Both my own and my wife’s grandparents’ records come to mind in this respect and since neither of us knew little beyond their names when we started they are relevant to this article. My records covered mainly England with some Irish and Australian events thrown in to keep things interesting. My wife’s records covered five maternal generations in Quebec and Ontario, Canada and three paternal generations in New York, Rhode Island and Massachusetts with even earlier maternal ancestor records in Ireland. Since neither of us had met our paternal grandparents and my parents and my wife’s father had died fairly young, we were started with only vague knowledge. My wife did not know the name of her grandparents and I remembered that my grandfather’s name was Richard Wild and only because my father had told me that my youngest brother was named after his father. The fact that both my wife and I have documented our ancestors back to the 1600s should give plenty of hope and encouragement to those who only have the limited amount of information that we had.

City directories usually include the address of the ancestor, and sometimes the ancestor’s place of employment.
Had I known then what I know now, the search would have been infinitely easier. We proceeded to do everything in the most inefficient way possible and only the intervention of an incredibly gifted niece and the opportunity to work as a volunteer assistant at an LDS Family History Center got us back on track after many disappointments and frustration-related stoppages. If the following account can save you 10 percent of the frustration that we experienced it will have served its purpose well.

It turned out that several generations of my Wild ancestors and six generations of my wife’s Taylor ancestors were on the IGI and Ancestral File at the LDS Family History Centers but even hundreds of hours of analysis and conjecture and a fortune in copying costs did not allow us to identify them with any degree of certainty.

Then we learned the magic formula. Proceed from the known to the unknown one event at a time. This is worth repeating: proceed from the known to the unknown one event at a time. Just as in real estate the formula is location, location, location; the formula in genealogical research is basics, basics, basics. Get a birth certificate, then look for the marriage certificate, then look for the birth of the marriage partners, then look for their parents’ marriage record, and so on.

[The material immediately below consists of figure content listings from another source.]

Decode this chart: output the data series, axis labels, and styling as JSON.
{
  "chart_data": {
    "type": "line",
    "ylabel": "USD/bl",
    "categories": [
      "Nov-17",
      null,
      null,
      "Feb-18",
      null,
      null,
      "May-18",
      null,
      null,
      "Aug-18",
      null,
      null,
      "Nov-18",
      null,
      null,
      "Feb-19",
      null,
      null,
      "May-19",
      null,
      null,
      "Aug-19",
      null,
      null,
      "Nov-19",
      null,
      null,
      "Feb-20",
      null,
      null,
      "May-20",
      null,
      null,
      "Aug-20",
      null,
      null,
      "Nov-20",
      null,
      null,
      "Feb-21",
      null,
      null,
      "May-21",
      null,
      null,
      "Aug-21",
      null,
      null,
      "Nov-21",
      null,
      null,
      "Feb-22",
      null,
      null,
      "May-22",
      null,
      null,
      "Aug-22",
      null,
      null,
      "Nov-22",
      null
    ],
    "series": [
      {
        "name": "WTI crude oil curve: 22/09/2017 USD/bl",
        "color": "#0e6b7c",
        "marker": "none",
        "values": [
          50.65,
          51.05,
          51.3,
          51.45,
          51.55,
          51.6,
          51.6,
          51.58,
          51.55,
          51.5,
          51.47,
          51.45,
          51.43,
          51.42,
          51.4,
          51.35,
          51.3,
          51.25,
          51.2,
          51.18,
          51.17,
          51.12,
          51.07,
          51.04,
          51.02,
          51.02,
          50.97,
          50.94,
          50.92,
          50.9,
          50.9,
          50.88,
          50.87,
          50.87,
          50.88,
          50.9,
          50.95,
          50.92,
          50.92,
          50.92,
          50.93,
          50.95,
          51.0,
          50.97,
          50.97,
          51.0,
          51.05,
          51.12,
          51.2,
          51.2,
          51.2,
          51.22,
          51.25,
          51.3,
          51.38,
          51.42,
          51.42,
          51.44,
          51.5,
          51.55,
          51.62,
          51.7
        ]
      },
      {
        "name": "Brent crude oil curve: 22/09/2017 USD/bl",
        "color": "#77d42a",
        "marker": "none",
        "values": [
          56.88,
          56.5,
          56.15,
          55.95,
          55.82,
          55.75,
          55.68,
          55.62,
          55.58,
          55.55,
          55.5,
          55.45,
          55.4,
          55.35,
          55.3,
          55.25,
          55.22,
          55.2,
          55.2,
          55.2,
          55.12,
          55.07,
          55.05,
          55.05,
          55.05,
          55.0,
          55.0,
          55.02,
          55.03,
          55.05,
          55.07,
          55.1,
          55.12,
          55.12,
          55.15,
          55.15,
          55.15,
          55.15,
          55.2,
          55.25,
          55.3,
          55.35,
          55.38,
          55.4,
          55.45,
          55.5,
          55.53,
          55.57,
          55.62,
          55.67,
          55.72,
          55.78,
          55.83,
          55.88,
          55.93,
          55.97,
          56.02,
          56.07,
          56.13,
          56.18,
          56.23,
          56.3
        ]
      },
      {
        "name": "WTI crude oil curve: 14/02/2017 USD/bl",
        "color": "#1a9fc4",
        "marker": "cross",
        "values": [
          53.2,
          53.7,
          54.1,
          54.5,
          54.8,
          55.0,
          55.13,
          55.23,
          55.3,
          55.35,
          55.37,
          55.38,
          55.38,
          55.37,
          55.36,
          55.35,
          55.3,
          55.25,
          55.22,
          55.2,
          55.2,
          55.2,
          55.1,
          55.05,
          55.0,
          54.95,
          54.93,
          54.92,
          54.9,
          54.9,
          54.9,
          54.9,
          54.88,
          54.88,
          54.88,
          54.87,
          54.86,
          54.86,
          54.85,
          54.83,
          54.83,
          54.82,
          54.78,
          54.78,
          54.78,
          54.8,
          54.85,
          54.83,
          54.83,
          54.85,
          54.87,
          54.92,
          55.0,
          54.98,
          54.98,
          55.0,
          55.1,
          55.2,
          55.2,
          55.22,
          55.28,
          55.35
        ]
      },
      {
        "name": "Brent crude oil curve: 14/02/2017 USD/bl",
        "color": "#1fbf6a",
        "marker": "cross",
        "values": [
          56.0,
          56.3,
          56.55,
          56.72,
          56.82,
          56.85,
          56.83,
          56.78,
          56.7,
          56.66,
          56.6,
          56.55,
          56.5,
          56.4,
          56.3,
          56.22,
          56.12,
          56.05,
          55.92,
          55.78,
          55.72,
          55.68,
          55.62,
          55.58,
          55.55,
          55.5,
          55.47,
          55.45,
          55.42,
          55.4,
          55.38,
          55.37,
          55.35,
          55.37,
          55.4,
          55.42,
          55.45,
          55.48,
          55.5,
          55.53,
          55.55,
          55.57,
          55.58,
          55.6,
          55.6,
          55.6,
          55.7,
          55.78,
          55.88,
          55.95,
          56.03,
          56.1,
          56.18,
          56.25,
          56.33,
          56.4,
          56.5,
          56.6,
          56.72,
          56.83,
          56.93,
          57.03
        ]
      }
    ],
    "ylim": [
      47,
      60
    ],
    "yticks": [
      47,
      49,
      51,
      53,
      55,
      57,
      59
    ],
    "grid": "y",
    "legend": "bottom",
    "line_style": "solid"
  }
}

As shown above, seven basic records opened a floodgate of ancestors for my wife and myself that will keep us busy for the rest of our lives.

From a very unpromising beginning we have obtained hundreds of documents ranging from IGI printouts to Ancestral File pedigree charts, census and parish records, birth marriage and death certificates documenting the existence of thousands of ancestors all starting from the grandparents whose names we hardly knew. If you have received some encouragement and hope from this article then it has served its purpose well.